We are using the core functionality of the Big Data database, we are doing reads based on the inputs and returning the JSON (or XML or HTML) to display in the widget. As our cloud grows and we add more and more customers, the number of these will increase greatly, but  the Big Data database will just scale out using more and more servers to perform the work based on the current workload.

Then you can let these run all the time, so the values keep getting updated and even the refresh button (if you bother to keep it), will just get a new value from the Big Data cache. So a SQL query or other calculation is never triggered by a user action ever.

This is the spider/read model. Another would be to sync the application’s SQL database to a NoSQL database that then calculates the KPIs using MapReduce calculations. But this approach tends to be quite inflexible. However it can work if the sync’ing and transformation of the database solves a large number of queries at once. Creating such a database in a manner than the MapReduce queries all run fast is a rather nontrivial undertaking and runs the risk that in the end the MapReduces take too long to calculate. The two methods could also be combined, phase one would be to sync into the NoSQL database, then the spider processes calculate the caches doing the KPI calculations as MapReduce jobs.

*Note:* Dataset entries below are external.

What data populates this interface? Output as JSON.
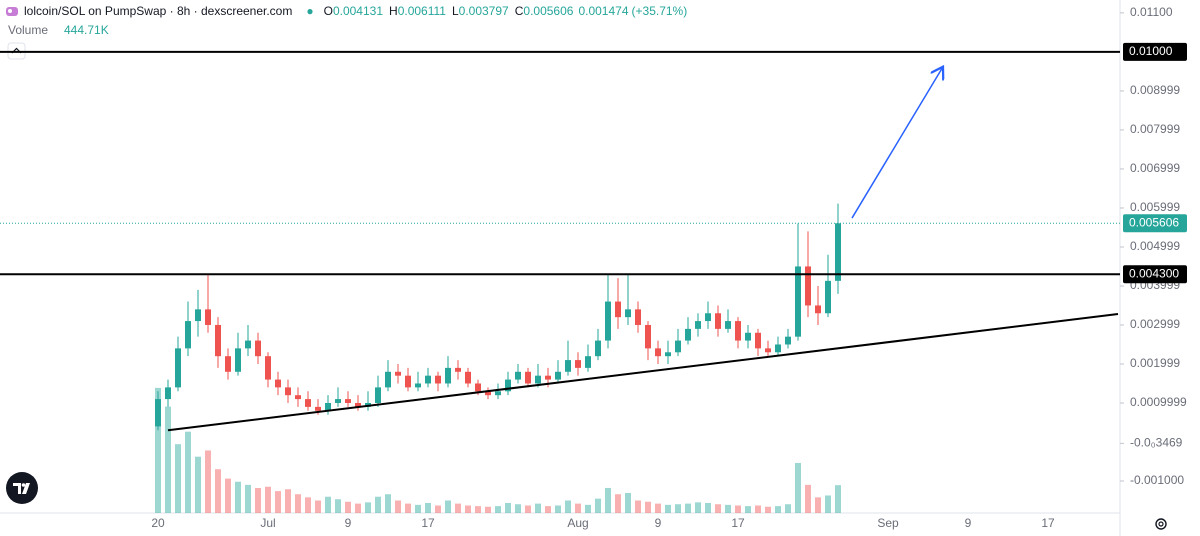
{
  "chart_data": {
    "type": "candlestick",
    "title": "lolcoin/SOL on PumpSwap · 8h · dexscreener.com",
    "ohlc_labels": [
      "O",
      "H",
      "L",
      "C"
    ],
    "change": 0.001474,
    "change_label": "(+35.71%)",
    "volume_title": "Volume",
    "volume_last_label": "444.71K",
    "up_color": "#26a69a",
    "down_color": "#ef5350",
    "open": [
      0.0004,
      0.0011,
      0.0014,
      0.0024,
      0.0031,
      0.0034,
      0.003,
      0.0022,
      0.0018,
      0.0024,
      0.0026,
      0.0022,
      0.0016,
      0.0014,
      0.0012,
      0.0011,
      0.0009,
      0.0008,
      0.001,
      0.0011,
      0.001,
      0.0009,
      0.001,
      0.0014,
      0.0018,
      0.0017,
      0.0014,
      0.0015,
      0.0017,
      0.0015,
      0.0019,
      0.0018,
      0.0015,
      0.0013,
      0.0012,
      0.0013,
      0.0016,
      0.0018,
      0.0015,
      0.0017,
      0.0016,
      0.0018,
      0.0021,
      0.0019,
      0.0022,
      0.0026,
      0.0036,
      0.0032,
      0.0034,
      0.003,
      0.0024,
      0.0022,
      0.0023,
      0.0026,
      0.0029,
      0.0031,
      0.0033,
      0.0029,
      0.0031,
      0.0026,
      0.0028,
      0.0024,
      0.0023,
      0.0025,
      0.0027,
      0.0045,
      0.0035,
      0.0033,
      0.004131
    ],
    "high": [
      0.0013,
      0.0016,
      0.0027,
      0.0036,
      0.0039,
      0.0043,
      0.0032,
      0.0024,
      0.0028,
      0.003,
      0.0028,
      0.0023,
      0.0018,
      0.0016,
      0.0014,
      0.0013,
      0.0011,
      0.0012,
      0.0014,
      0.0013,
      0.0012,
      0.0013,
      0.0017,
      0.0021,
      0.002,
      0.0019,
      0.0018,
      0.0019,
      0.0018,
      0.0022,
      0.0021,
      0.0019,
      0.0016,
      0.0014,
      0.0015,
      0.0018,
      0.002,
      0.0019,
      0.002,
      0.0019,
      0.0021,
      0.0026,
      0.0023,
      0.0025,
      0.0029,
      0.0043,
      0.0042,
      0.0043,
      0.0036,
      0.0031,
      0.0026,
      0.0026,
      0.0029,
      0.0032,
      0.0033,
      0.0036,
      0.0035,
      0.0034,
      0.0032,
      0.003,
      0.0029,
      0.0026,
      0.0027,
      0.0029,
      0.0056,
      0.0054,
      0.004,
      0.0048,
      0.006111
    ],
    "low": [
      0.0003,
      0.0009,
      0.0013,
      0.0022,
      0.0027,
      0.0028,
      0.0019,
      0.0016,
      0.0017,
      0.0022,
      0.002,
      0.0014,
      0.0012,
      0.001,
      0.0009,
      0.0008,
      0.0007,
      0.0007,
      0.0009,
      0.0009,
      0.0008,
      0.0008,
      0.0009,
      0.0013,
      0.0015,
      0.0013,
      0.0013,
      0.0014,
      0.0013,
      0.0014,
      0.0016,
      0.0014,
      0.0012,
      0.0011,
      0.0011,
      0.0012,
      0.0015,
      0.0014,
      0.0014,
      0.0014,
      0.0015,
      0.0017,
      0.0017,
      0.0018,
      0.0021,
      0.0024,
      0.0029,
      0.003,
      0.0028,
      0.0021,
      0.002,
      0.002,
      0.0022,
      0.0025,
      0.0027,
      0.0029,
      0.0027,
      0.0028,
      0.0024,
      0.0024,
      0.0022,
      0.0022,
      0.0022,
      0.0024,
      0.0026,
      0.0032,
      0.003,
      0.0032,
      0.003797
    ],
    "close": [
      0.0011,
      0.0014,
      0.0024,
      0.0031,
      0.0034,
      0.003,
      0.0022,
      0.0018,
      0.0024,
      0.0026,
      0.0022,
      0.0016,
      0.0014,
      0.0012,
      0.0011,
      0.0009,
      0.0008,
      0.001,
      0.0011,
      0.001,
      0.0009,
      0.001,
      0.0014,
      0.0018,
      0.0017,
      0.0014,
      0.0015,
      0.0017,
      0.0015,
      0.0019,
      0.0018,
      0.0015,
      0.0013,
      0.0012,
      0.0013,
      0.0016,
      0.0018,
      0.0015,
      0.0017,
      0.0016,
      0.0018,
      0.0021,
      0.0019,
      0.0022,
      0.0026,
      0.0036,
      0.0032,
      0.0034,
      0.003,
      0.0024,
      0.0022,
      0.0023,
      0.0026,
      0.0029,
      0.0031,
      0.0033,
      0.0029,
      0.0031,
      0.0026,
      0.0028,
      0.0024,
      0.0023,
      0.0025,
      0.0027,
      0.0045,
      0.0035,
      0.0033,
      0.004131,
      0.005606
    ],
    "volume": [
      2000000,
      1700000,
      1100000,
      1300000,
      900000,
      1000000,
      700000,
      550000,
      500000,
      450000,
      400000,
      420000,
      350000,
      380000,
      300000,
      250000,
      200000,
      260000,
      220000,
      180000,
      150000,
      170000,
      260000,
      300000,
      200000,
      150000,
      130000,
      160000,
      120000,
      200000,
      150000,
      120000,
      110000,
      100000,
      110000,
      160000,
      140000,
      120000,
      150000,
      110000,
      120000,
      200000,
      150000,
      130000,
      230000,
      400000,
      300000,
      320000,
      200000,
      180000,
      150000,
      130000,
      140000,
      150000,
      170000,
      160000,
      140000,
      130000,
      120000,
      110000,
      120000,
      100000,
      110000,
      140000,
      800000,
      450000,
      250000,
      280000,
      444710
    ],
    "volume_lim": [
      0,
      8200000
    ],
    "xlim": [
      -15.8,
      96.2
    ],
    "xticks": [
      {
        "value": 0,
        "label": "20"
      },
      {
        "value": 11,
        "label": "Jul"
      },
      {
        "value": 19,
        "label": "9"
      },
      {
        "value": 27,
        "label": "17"
      },
      {
        "value": 42,
        "label": "Aug"
      },
      {
        "value": 50,
        "label": "9"
      },
      {
        "value": 58,
        "label": "17"
      },
      {
        "value": 73,
        "label": "Sep"
      },
      {
        "value": 81,
        "label": "9"
      },
      {
        "value": 89,
        "label": "17"
      }
    ],
    "ylim": [
      -0.00182,
      0.01133
    ],
    "yticks": [
      {
        "value": 0.011,
        "label": "0.01100"
      },
      0.008999,
      0.007999,
      0.006999,
      0.005999,
      0.004999,
      0.003999,
      0.002999,
      0.001999,
      0.0009999,
      {
        "value": -3.469e-05,
        "label": "-0.0₀3469"
      },
      {
        "value": -0.001,
        "label": "-0.001000"
      }
    ],
    "levels": [
      {
        "value": 0.01,
        "label": "0.01000"
      },
      {
        "value": 0.0043,
        "label": "0.004300"
      }
    ],
    "trendline": [
      [
        1,
        0.0003
      ],
      [
        96,
        0.00328
      ]
    ],
    "arrow": {
      "from": [
        69.4,
        0.00574
      ],
      "to": [
        78.5,
        0.00962
      ]
    }
  }
}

This is all a lot of work and a lot of setup, but once in the cloud the customer doesn’t need to worry about any of this, just the vendor and with modern PaaS deployments this can all be automated and scaled easily once its setup correctly (which is a fair amount of work).

Summary

There are lots of techniques to produce/calculate business KPIs quickly. All these techniques are great, but if you have a cloud solution and you want its opening page to display in less that a second, you need more. This is where the power of the cloud can come in to pre-calculate everything so you never need to wait.